İşte Kekeç'in yazısından öne çıkan satır başları:
Abdullah Gül, dava arkadaşlarından uzak durarak, onlarla aynı fotoğraf karesine girmeyerek, hatta zaman zaman eleştirel tutum takınarak, Erdoğan düşmanlığıyla kafayı yemiş kesimlerin “güvenebileceği” bir zeminde durduğunu/durabileceğini göstermeye çalışıyor. İhtimal ki, bir gün kendisine ihtiyaç duyulacağını düşünüyor.
Gül’ün “ihtiyaç” öznesi olarak ortaya çıkması, Cumhurbaşkanı Erdoğan’ın “tüketilmesine” bağlı...
Kimilerine göre “Gezi” bir fırsattı...
Erdoğan tüketilebilmiş olsaydı (ya da bir şekilde istifası sağlansaydı), “mesaj alınmıştır” diyen ve en çok devlet tecrübesine sahip Gül, “uzlaşı”nın merkezindeki tek “güvenilir” isim olarak, Cumhurbaşkanlığı görevini tamamlar tamamlamaz hazır kurulu AK Parti tezgâhının başına geçecekti...

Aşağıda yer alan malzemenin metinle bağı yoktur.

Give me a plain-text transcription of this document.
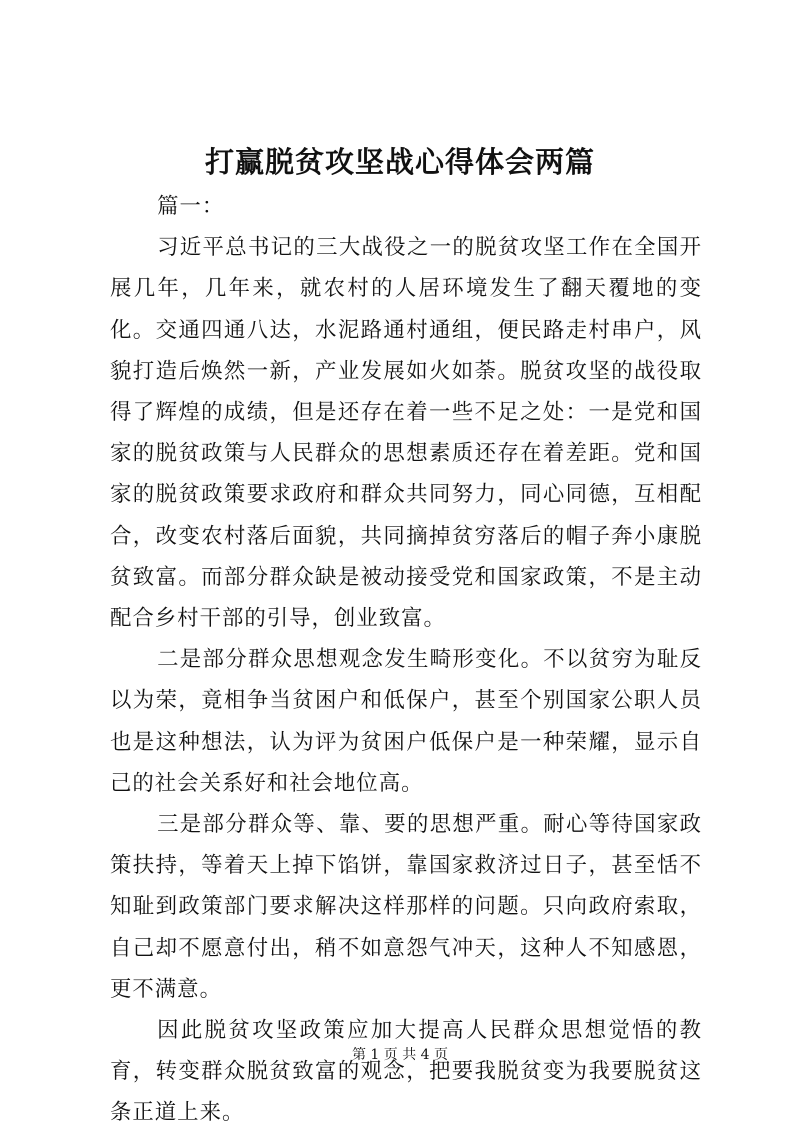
打赢脱贫攻坚战心得体会两篇

篇一：

习近平总书记的三大战役之一的脱贫攻坚工作在全国开展几年，几年来，就农村的人居环境发生了翻天覆地的变化。交通四通八达，水泥路通村通组，便民路走村串户，风貌打造后焕然一新，产业发展如火如荼。脱贫攻坚的战役取得了辉煌的成绩，但是还存在着一些不足之处：一是党和国家的脱贫政策与人民群众的思想素质还存在着差距。党和国家的脱贫政策要求政府和群众共同努力，同心同德，互相配合，改变农村落后面貌，共同摘掉贫穷落后的帽子奔小康脱贫致富。而部分群众缺是被动接受党和国家政策，不是主动配合乡村干部的引导，创业致富。

二是部分群众思想观念发生畸形变化。不以贫穷为耻反以为荣，竟相争当贫困户和低保户，甚至个别国家公职人员也是这种想法，认为评为贫困户低保户是一种荣耀，显示自己的社会关系好和社会地位高。

三是部分群众等、靠、要的思想严重。耐心等待国家政策扶持，等着天上掉下馅饼，靠国家救济过日子，甚至恬不知耻到政策部门要求解决这样那样的问题。只向政府索取，自己却不愿意付出，稍不如意怨气冲天，这种人不知感恩，更不满意。

因此脱贫攻坚政策应加大提高人民群众思想觉悟的教育，转变群众脱贫致富的观念，把要我脱贫变为我要脱贫这条正道上来。

第 1 页 共 4 页
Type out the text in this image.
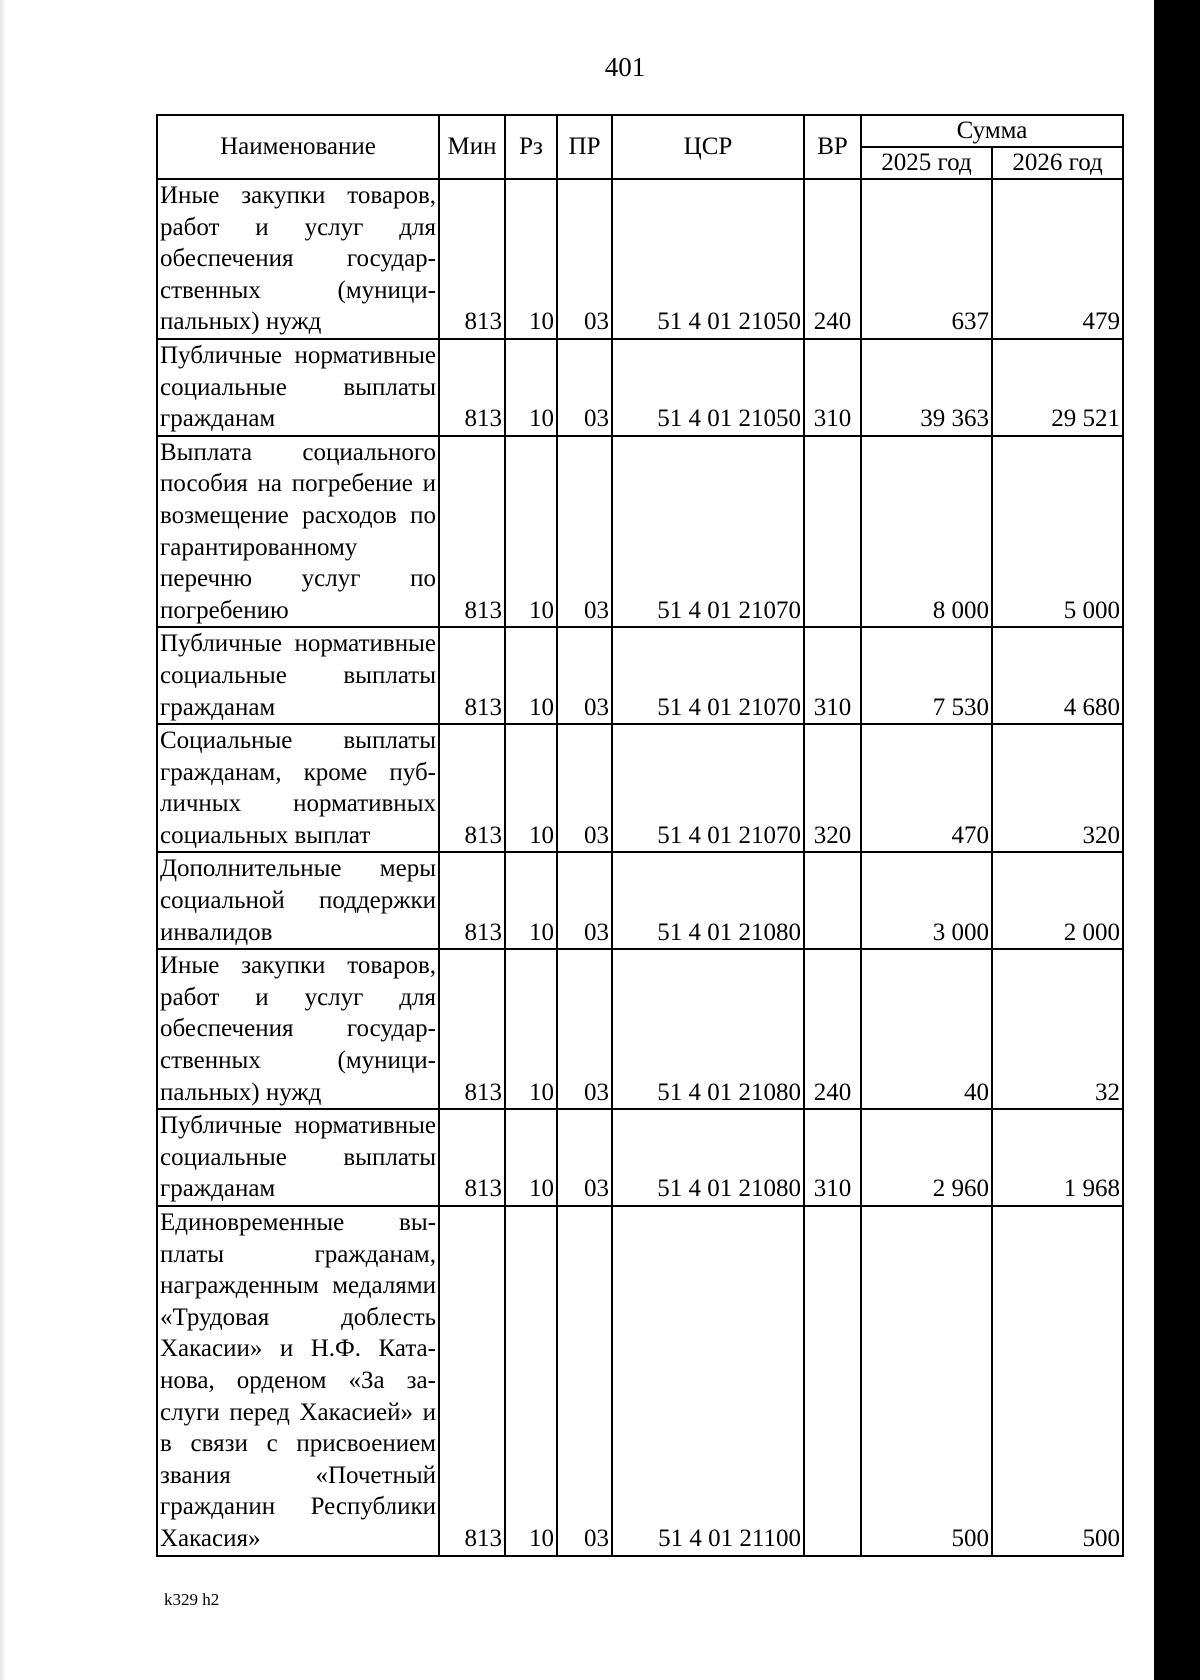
401
Наименование	Мин	Рз	ПР	ЦСР	ВР	Сумма	
						2025 год	2026 год
Иные закупки товаров, работ и услуг для обеспечения государственных (муниципальных) нужд	813	10	03	51 4 01 21050	240	637	479
Публичные нормативные социальные выплаты гражданам	813	10	03	51 4 01 21050	310	39 363	29 521
Выплата социального пособия на погребение и возмещение расходов по гарантированному перечню услуг по погребению	813	10	03	51 4 01 21070		8 000	5 000
Публичные нормативные социальные выплаты гражданам	813	10	03	51 4 01 21070	310	7 530	4 680
Социальные выплаты гражданам, кроме публичных нормативных социальных выплат	813	10	03	51 4 01 21070	320	470	320
Дополнительные меры социальной поддержки инвалидов	813	10	03	51 4 01 21080		3 000	2 000
Иные закупки товаров, работ и услуг для обеспечения государственных (муниципальных) нужд	813	10	03	51 4 01 21080	240	40	32
Публичные нормативные социальные выплаты гражданам	813	10	03	51 4 01 21080	310	2 960	1 968
Единовременные выплаты гражданам, награжденным медалями «Трудовая доблесть Хакасии» и Н.Ф. Катанова, орденом «За заслуги перед Хакасией» и в связи с присвоением звания «Почетный гражданин Республики Хакасия»	813	10	03	51 4 01 21100		500	500
k329 h2
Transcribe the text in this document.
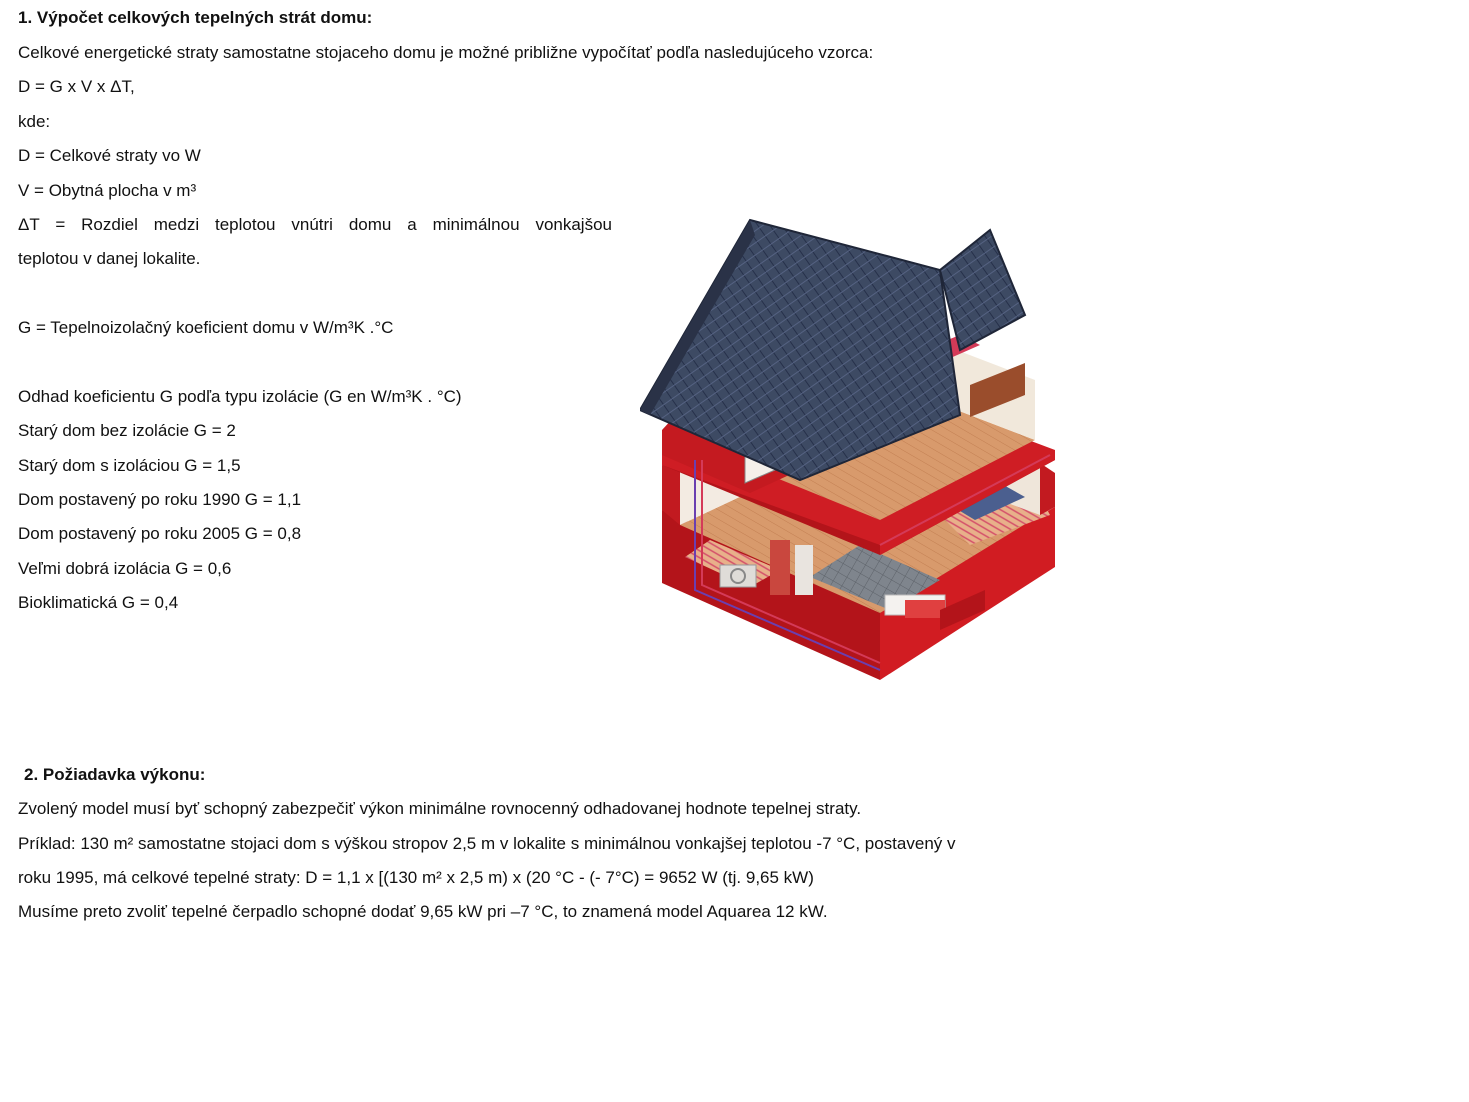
1. Výpočet celkových tepelných strát domu:
Celkové energetické straty samostatne stojaceho domu je možné približne vypočítať podľa nasledujúceho vzorca:
D = G x V x ΔT,
kde:
D = Celkové straty vo W
V = Obytná plocha v m³
ΔT = Rozdiel medzi teplotou vnútri domu a minimálnou vonkajšou
teplotou v danej lokalite.
G = Tepelnoizolačný koeficient domu v W/m³K .°C
Odhad koeficientu G podľa typu izolácie (G en W/m³K . °C)
Starý dom bez izolácie G = 2
Starý dom s izoláciou G = 1,5
Dom postavený po roku 1990 G = 1,1
Dom postavený po roku 2005 G = 0,8
Veľmi dobrá izolácia G = 0,6
Bioklimatická G = 0,4
2. Požiadavka výkonu:
Zvolený model musí byť schopný zabezpečiť výkon minimálne rovnocenný odhadovanej hodnote tepelnej straty.
Príklad: 130 m² samostatne stojaci dom s výškou stropov 2,5 m v lokalite s minimálnou vonkajšej teplotou -7 °C, postavený v
roku 1995, má celkové tepelné straty: D = 1,1 x [(130 m² x 2,5 m) x (20 °C - (- 7°C) = 9652 W (tj. 9,65 kW)
Musíme preto zvoliť tepelné čerpadlo schopné dodať 9,65 kW pri –7 °C, to znamená model Aquarea 12 kW.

“Sistem değişikliği” gibi yollara da sapılmamış olacaktı Bu cümleden olarak, 17/25 Aralık ya da 15 Temmuz girişimlerinin “başarılı” olması halinde ortaya çıkabilecek belirsizliği de “fırsat” hanesine yazabiliriz. Hem AK Partili, hem “İslamcı”, hem “statükonun mesajını alma becerisine sahip”, hem HDP’ye karşı toleranslı, hem de Brüksel’le (NATO’nun ve AB’nin merkezi Brüksel’le) iyi geçinen bir isim...
Her şeraitte tercih edilecek bu isim, Abdullah Gül’den başka kim olabilirdi ki?